Sub Pop Records has been the constant between it all, betwixt the flannel-wearing angst-riddled bands of the ‘80s and ‘90s and the flannel-wearing beard-stroking Buddhas of today. The indie label that brought the world Mudhoney, Nirvana and The Jesus and Mary Chain continues to be a major force releasing the works of bands such as Death Cab for Cutie, Band of Horses, Modest Mouse and Fleet Foxes.

The Seattle bands that have broken out into the mainstream, or will soon, are many. Hey Marseilles, formed amongst the hallowed halls of the University of Washington, is a pop-chamber group with inviting and thoughtful lyrics married to instrumentations that include accordions, mandolins and more. The Head and the Heart, an indie-folk band formed in 2009 has recently signed with Sub Pop and has opened for Vampire Weekend and The Decemberists. They use a trio of harmonic voices and harken back to folk-singing heroes of old. Band of Horses, an alt-country band fronted by Ben Bridwell, is already big. Their album Infinite Arms was nominated for a Grammy. Damien Jurado, a big lug with a heart full of sorrows, pours out indie-folk songs that’ll crack the most hardened listener. Fences, the creation of Berklee College of Music graduate Christopher Mansfield, is a four-piece indie band that’ll break even Jurado down further. Texas-born alt-country singer Rocky Votolato sings Northwestern-y songs with a Southern twinge. The song “Sparklers” on his True Devotion album is lovely.

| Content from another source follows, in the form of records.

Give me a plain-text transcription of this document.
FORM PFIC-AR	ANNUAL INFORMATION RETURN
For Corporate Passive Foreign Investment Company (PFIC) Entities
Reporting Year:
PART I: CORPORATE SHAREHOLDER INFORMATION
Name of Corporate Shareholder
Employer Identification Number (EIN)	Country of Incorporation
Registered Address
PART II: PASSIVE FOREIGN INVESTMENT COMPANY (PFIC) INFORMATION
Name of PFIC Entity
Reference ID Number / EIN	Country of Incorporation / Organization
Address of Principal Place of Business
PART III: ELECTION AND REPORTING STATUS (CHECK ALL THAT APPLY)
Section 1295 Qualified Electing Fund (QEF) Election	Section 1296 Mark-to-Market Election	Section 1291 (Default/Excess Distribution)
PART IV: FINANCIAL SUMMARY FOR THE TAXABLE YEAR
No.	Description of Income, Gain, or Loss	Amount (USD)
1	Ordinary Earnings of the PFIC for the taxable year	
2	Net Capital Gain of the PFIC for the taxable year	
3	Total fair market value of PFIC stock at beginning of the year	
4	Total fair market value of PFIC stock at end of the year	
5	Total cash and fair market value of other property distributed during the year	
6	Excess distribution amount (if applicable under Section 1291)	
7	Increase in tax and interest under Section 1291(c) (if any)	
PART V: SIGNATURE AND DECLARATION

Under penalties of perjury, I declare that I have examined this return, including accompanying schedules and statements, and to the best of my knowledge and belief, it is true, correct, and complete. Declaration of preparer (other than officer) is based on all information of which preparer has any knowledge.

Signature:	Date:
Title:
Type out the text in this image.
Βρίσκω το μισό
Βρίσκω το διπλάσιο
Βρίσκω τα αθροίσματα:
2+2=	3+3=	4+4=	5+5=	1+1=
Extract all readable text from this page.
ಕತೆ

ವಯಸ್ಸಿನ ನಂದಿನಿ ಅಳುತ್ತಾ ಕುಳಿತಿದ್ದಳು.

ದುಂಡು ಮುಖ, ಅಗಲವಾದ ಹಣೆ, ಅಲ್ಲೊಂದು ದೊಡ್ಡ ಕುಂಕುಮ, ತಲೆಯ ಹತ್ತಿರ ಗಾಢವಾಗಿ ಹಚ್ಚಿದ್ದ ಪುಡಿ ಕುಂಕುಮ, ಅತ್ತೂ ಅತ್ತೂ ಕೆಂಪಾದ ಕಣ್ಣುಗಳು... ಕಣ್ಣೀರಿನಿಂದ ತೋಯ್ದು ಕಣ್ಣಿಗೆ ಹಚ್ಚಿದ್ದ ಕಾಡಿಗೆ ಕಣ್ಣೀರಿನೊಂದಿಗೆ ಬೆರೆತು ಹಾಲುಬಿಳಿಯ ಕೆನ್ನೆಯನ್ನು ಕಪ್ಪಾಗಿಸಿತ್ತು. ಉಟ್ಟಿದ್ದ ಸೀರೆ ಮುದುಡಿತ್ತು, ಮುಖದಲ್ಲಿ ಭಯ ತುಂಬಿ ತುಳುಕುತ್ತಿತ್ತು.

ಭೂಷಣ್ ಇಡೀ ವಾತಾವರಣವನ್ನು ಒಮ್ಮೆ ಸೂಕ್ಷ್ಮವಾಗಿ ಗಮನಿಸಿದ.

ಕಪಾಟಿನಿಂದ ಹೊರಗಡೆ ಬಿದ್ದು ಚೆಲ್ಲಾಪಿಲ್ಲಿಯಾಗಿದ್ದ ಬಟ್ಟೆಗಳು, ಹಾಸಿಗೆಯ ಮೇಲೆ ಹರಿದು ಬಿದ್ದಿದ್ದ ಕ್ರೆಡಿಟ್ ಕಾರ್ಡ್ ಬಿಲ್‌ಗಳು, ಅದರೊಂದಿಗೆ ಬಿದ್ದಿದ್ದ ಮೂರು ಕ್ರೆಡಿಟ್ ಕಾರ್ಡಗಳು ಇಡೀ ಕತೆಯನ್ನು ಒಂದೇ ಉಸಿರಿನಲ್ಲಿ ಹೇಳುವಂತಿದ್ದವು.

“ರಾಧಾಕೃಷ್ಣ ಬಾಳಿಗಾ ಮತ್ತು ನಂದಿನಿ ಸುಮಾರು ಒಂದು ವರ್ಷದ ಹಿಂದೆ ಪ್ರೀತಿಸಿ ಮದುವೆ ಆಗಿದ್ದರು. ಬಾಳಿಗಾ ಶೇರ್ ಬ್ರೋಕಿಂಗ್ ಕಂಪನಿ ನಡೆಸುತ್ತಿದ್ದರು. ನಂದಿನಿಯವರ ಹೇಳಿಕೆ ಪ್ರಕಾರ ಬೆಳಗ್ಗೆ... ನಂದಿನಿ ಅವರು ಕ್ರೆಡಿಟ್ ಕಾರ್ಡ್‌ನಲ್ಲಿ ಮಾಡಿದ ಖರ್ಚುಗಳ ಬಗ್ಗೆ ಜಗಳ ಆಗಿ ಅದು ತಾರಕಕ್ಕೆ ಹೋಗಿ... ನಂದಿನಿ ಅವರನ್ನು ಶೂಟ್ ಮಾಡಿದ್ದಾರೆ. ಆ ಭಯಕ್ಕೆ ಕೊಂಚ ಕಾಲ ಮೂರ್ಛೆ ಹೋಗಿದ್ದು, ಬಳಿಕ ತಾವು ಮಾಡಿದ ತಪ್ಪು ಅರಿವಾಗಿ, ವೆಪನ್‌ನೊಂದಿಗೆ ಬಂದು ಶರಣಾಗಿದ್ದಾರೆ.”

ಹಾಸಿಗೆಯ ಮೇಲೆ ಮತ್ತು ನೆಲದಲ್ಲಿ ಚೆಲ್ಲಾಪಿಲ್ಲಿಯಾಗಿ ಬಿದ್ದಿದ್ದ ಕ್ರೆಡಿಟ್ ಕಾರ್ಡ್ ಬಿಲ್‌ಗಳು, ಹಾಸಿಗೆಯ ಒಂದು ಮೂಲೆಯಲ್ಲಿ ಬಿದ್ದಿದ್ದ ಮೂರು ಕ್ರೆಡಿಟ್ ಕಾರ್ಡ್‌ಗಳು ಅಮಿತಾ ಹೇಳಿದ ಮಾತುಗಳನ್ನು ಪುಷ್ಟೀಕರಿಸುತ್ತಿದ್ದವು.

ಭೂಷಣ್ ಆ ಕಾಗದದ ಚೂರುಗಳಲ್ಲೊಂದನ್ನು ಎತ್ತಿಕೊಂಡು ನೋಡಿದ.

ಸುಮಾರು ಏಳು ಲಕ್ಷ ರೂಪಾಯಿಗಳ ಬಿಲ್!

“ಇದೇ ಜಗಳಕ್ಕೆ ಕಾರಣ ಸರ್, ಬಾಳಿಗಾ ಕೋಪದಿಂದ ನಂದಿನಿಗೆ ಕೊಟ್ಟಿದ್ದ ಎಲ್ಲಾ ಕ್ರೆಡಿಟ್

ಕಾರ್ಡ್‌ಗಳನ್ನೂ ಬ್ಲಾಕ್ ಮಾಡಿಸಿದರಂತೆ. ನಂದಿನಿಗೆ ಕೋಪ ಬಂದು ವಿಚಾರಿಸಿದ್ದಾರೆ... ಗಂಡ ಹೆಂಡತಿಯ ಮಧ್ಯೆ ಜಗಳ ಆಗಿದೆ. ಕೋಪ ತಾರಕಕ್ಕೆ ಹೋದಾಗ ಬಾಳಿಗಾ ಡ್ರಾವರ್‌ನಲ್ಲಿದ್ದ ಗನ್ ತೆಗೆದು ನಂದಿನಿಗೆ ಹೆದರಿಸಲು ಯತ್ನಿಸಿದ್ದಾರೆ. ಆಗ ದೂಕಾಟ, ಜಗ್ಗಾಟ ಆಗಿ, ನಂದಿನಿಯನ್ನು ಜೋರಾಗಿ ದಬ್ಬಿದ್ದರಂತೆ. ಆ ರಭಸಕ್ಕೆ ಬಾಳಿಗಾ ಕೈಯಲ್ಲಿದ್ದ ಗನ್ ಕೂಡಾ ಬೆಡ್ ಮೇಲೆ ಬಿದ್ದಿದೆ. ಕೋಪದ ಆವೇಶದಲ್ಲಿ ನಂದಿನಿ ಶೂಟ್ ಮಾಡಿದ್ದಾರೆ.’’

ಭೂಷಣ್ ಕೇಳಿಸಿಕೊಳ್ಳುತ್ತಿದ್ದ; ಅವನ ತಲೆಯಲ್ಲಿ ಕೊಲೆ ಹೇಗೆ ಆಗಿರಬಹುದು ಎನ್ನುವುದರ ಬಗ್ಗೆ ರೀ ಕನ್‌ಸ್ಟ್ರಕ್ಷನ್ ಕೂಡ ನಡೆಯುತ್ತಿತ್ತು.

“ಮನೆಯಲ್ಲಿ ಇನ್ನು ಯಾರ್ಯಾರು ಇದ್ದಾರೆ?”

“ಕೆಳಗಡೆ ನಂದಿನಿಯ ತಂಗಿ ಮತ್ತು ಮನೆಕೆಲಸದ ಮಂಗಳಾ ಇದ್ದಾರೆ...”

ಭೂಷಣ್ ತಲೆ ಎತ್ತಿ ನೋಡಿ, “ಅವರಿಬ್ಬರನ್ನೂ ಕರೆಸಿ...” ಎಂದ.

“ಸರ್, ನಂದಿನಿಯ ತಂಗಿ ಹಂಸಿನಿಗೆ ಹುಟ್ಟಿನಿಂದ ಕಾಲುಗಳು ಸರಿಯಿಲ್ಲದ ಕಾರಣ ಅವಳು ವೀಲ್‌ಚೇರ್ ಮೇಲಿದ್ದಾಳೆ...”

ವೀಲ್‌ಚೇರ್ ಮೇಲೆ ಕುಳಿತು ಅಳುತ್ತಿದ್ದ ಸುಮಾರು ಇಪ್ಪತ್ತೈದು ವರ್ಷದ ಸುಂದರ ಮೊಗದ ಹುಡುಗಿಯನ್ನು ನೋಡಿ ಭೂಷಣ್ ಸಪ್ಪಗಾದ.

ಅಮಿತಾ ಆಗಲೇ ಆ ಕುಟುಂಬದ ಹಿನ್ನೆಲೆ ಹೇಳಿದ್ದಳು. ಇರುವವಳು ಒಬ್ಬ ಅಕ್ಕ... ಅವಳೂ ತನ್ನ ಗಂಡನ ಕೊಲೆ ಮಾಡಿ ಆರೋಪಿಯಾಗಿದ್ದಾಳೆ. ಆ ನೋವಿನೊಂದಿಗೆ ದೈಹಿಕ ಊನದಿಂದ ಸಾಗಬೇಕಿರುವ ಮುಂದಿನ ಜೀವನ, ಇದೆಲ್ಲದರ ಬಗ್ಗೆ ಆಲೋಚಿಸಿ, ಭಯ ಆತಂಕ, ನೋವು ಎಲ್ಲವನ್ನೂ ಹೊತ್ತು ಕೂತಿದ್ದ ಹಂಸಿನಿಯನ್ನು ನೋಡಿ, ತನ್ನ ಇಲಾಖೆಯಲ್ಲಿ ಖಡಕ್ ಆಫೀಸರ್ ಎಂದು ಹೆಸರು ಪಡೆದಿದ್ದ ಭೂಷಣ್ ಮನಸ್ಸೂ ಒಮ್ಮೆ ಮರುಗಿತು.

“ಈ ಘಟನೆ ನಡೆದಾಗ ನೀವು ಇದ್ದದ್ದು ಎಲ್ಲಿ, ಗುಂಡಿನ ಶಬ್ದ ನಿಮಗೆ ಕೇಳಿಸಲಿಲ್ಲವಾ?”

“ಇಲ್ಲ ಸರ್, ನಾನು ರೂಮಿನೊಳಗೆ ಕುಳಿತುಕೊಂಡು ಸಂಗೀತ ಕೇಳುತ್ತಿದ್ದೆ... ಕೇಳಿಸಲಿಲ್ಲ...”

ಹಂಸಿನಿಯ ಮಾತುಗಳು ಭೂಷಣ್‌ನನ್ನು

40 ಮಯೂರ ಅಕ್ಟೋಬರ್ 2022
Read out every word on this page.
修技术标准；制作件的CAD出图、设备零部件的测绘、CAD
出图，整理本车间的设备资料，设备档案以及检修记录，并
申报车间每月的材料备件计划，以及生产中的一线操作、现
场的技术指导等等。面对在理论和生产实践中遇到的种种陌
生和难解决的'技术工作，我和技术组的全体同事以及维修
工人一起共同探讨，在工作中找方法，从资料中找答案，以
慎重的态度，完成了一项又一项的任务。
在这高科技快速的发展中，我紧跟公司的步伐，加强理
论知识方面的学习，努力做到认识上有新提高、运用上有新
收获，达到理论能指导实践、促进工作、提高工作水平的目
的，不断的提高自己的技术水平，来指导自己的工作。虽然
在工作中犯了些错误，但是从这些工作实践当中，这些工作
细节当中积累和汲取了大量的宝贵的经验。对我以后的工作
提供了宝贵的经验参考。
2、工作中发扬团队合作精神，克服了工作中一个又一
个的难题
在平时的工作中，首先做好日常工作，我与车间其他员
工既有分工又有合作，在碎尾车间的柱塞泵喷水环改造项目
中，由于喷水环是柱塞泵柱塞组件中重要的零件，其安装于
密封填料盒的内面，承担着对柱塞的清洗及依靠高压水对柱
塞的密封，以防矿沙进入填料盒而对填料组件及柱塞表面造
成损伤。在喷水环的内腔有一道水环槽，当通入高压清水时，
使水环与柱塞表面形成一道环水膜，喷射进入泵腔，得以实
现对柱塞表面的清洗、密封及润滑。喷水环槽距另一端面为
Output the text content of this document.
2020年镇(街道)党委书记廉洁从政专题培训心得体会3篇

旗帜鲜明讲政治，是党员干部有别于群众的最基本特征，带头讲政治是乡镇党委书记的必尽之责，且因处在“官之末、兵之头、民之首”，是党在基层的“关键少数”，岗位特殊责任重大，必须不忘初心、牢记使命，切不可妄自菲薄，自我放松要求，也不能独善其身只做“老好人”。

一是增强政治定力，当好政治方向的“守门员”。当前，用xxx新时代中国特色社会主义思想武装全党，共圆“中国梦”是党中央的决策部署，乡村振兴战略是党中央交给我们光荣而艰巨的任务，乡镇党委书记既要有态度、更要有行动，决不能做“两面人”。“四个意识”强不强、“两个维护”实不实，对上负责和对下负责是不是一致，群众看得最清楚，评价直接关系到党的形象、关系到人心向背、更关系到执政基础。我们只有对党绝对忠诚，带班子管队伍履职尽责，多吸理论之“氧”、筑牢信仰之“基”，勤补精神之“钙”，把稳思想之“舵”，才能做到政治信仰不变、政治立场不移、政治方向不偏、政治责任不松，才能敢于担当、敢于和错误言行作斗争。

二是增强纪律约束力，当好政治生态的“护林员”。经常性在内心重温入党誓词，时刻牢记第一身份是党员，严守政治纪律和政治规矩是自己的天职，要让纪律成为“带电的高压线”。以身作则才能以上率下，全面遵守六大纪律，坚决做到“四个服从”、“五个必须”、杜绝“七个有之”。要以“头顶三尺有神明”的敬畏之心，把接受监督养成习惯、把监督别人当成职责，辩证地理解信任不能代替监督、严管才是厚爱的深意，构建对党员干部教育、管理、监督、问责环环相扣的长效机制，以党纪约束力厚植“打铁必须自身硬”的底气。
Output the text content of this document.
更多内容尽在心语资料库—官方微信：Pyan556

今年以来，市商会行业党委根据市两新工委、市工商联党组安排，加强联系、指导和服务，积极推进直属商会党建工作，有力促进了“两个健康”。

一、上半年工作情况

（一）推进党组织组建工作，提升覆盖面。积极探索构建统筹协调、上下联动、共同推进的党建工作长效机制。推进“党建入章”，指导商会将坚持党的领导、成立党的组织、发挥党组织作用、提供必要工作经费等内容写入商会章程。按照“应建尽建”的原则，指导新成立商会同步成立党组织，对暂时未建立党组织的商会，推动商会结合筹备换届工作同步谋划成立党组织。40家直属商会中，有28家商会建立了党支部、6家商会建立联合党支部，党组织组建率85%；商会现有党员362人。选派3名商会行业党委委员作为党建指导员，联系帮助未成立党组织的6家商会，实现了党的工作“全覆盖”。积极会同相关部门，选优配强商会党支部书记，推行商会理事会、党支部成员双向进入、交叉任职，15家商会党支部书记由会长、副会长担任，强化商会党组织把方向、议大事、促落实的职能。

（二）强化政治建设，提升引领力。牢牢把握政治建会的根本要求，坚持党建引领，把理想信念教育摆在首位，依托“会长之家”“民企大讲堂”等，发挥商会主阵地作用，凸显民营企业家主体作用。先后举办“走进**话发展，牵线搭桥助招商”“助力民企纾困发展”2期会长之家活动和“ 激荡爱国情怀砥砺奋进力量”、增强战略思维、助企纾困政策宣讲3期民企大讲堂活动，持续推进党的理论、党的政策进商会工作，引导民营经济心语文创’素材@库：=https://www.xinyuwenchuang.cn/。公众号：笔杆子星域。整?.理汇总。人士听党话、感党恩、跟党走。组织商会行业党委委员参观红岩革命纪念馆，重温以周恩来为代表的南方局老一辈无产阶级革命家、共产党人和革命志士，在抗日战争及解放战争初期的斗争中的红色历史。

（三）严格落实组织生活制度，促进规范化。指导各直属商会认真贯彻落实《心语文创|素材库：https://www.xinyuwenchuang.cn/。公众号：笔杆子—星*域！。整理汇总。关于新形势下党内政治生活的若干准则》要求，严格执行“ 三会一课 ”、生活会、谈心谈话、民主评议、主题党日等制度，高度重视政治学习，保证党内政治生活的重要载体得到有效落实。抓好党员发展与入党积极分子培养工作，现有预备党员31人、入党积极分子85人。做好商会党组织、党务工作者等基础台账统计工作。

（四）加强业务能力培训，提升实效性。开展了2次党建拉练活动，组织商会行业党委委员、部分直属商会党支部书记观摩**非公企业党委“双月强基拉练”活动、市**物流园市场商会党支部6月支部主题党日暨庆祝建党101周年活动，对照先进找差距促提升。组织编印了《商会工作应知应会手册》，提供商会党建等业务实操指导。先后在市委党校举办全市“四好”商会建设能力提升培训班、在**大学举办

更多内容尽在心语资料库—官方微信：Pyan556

That’s Seattle’s music these days—simply lovely. Sure, Eddie Vedder comes by from time to time with a low growl and a ukulele strum. Absolutely, Dave Matthews, when he’s not touring, can be found at the coffee shop bleary eyed. Indeed, Alice in Chains has thoughts of recording a new album, and Caspar Babypants is playing for toddlers at a branch of the Seattle Public Library, but there’s a new sound emanating from the Puget Sound. It’s not a shotgun blast. It’s not feedback from a guitar. No one is hurling themselves off stage, nor are they turning their instruments into splinters. The words aren’t screeched into inaudibility, and the anger isn’t flourished out in head-splitting rapture. No, there’s quiet contentment here. The beards are scruffy, momma’s sweater fits just fine, the coffee shop is busy enough and the music floats and flows like the swelling waves out on the nearby sound.